剛力 「ある意味、人と人のコミュニケーションを繋ぐ役割を果たす」

「そうなんです。家庭の中での会話が増えるというお話しをいただいたりもします。まさに、犬や猫を飼っているご家庭で、会話の半分以上が犬や猫の話になるのと近いように感じます」

剛力 「LOVOTがいたら、早く家に帰りたくなるし、出迎えてほしくなりますね」

まさに「すべての人に健康と福祉を」というSDGsの3番目のゴールを実現する仲介役。ペット、家族の一員として『LOVOT』などのロボットが日々の生活や福祉の現場でも大きな役割を果たす可能性を秘めていることが分かる。SDGsでは、2030年までに持続可能でよりよい世界を目指すことが掲げられているが、林さんの思い描く10数年後の未来とは、どのようなものなのだろうか。
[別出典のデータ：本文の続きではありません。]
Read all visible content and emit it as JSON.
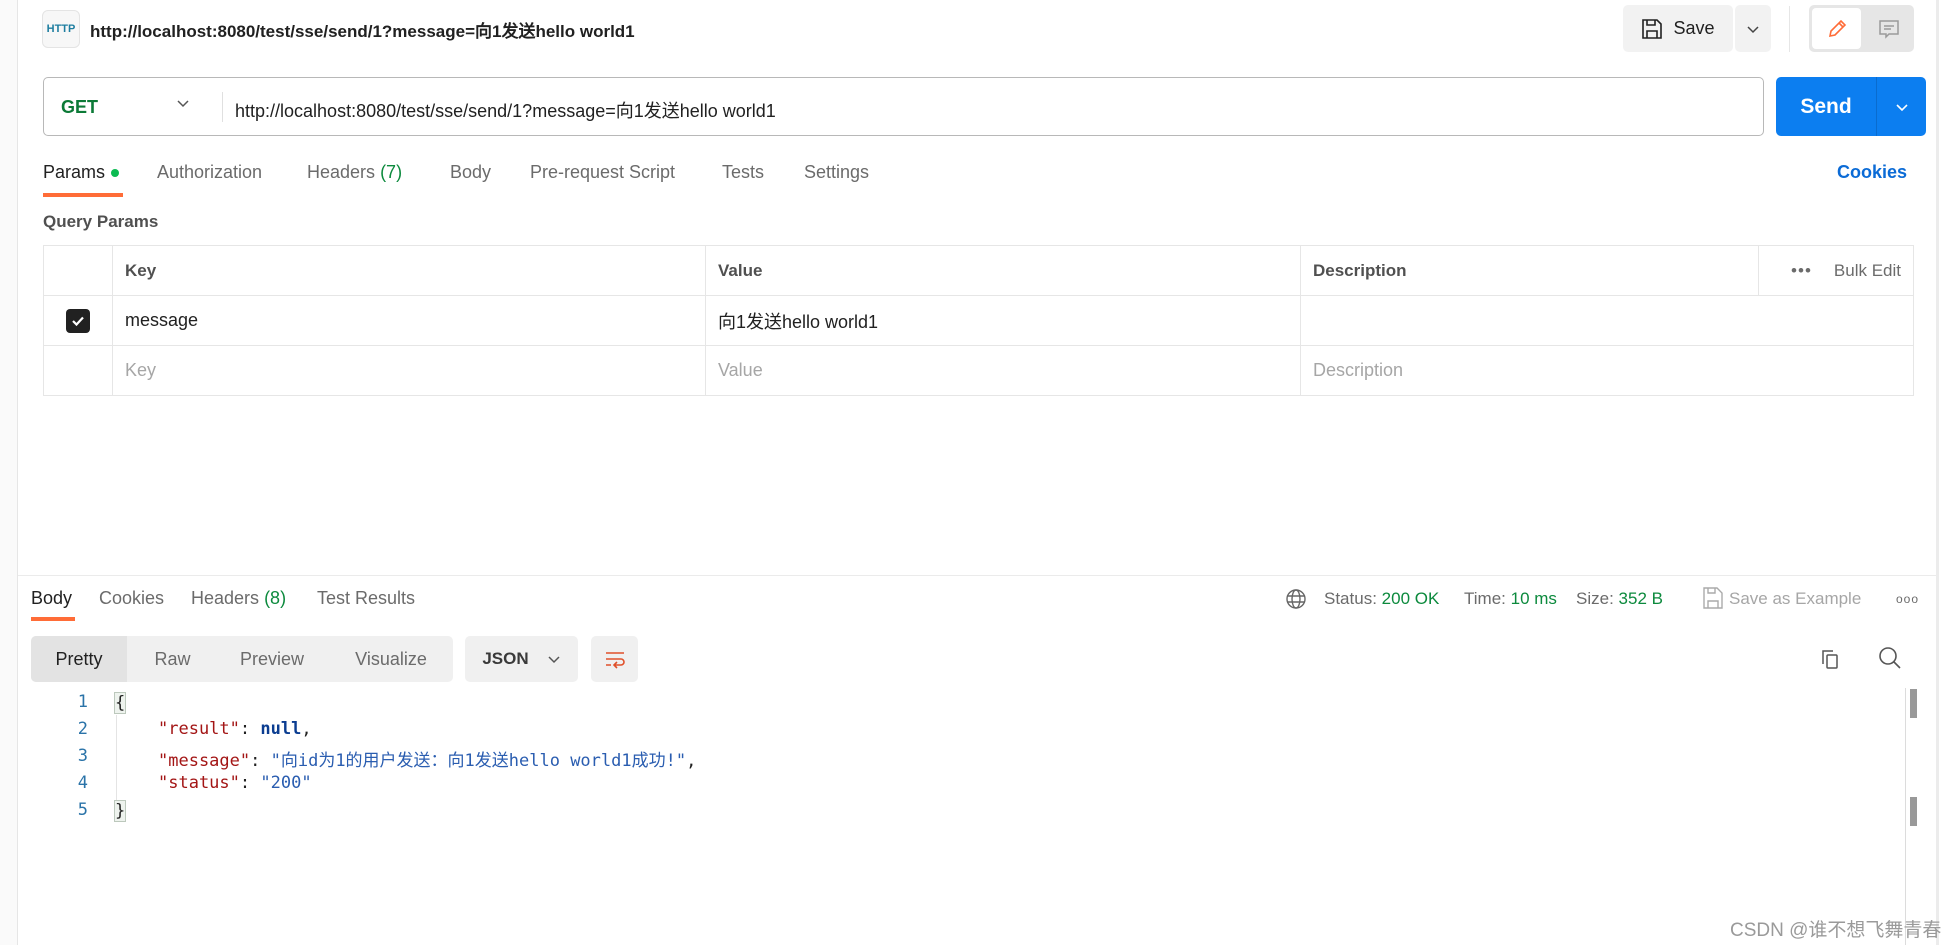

「私どもは、2030年ではなく35年で一つ考えていることがあります。2035年になると、犬と猫とLOVOTの登録数が同じくらいになるのではないかと。高齢者の方やお子さんのいる家庭でペットがいると、すごく生活として豊かになるし、情操教育になるということが分かっています。それでも、なかなか世話をするのは大変だったりする。そういった時に、LOVOTだったら迎え入れられるし、場合によっては見守りなんかもできる。今後は、どうやって自分たちの心を健康に保っていくのか、どうやって自分が元気でいられるのか。そういったことに対しての興味、関心が大きくなってくる時代になると思いますが、そこに対して貢献できるのではないかなと思っています」

新型コロナウィルスの影響で不安を抱える子供たちの心のケアや思いやりの心の醸成をめざし、東京都北区立王子第二小学校では『LOVOT』の本格導入に向けた実証実験が行われるなど、教育の現場でも『LOVOT』の価値が論じられ始めている。林さんは「これからの子供たちはロボットと一緒に生活する時代を生きるわけです。今までの子供たちが“スマホネイティブ”だとするならば、今後の子供たちは“ロボットネイティブ”になる。私たちはスマホを見れば直感的に操作できる世代として育ったわけですが、今からの子供たちはロボットを見たら直感的にこのロボットが何をしてくれて、どうやって生活するとお互いにとっていいのかというのが理解できる世代になると思うんです。“ロボットネイティブ”の子供たちの第一歩が、そういった小学校の子たちから生まれてくるじゃないかと、とっても楽しみにしています」と未来の姿を思い描く。

「福祉にも教育にも、LOVOTのようなロボットがどう広がっていくのか。私自身もすごく楽しみです」と剛力さん。これまでロボットというと人間に代わって作業するなど物理的なサポートが中心だったが、精神的なサポートをロボットが当たり前のように担う時代が、もうすぐそこまで来ている。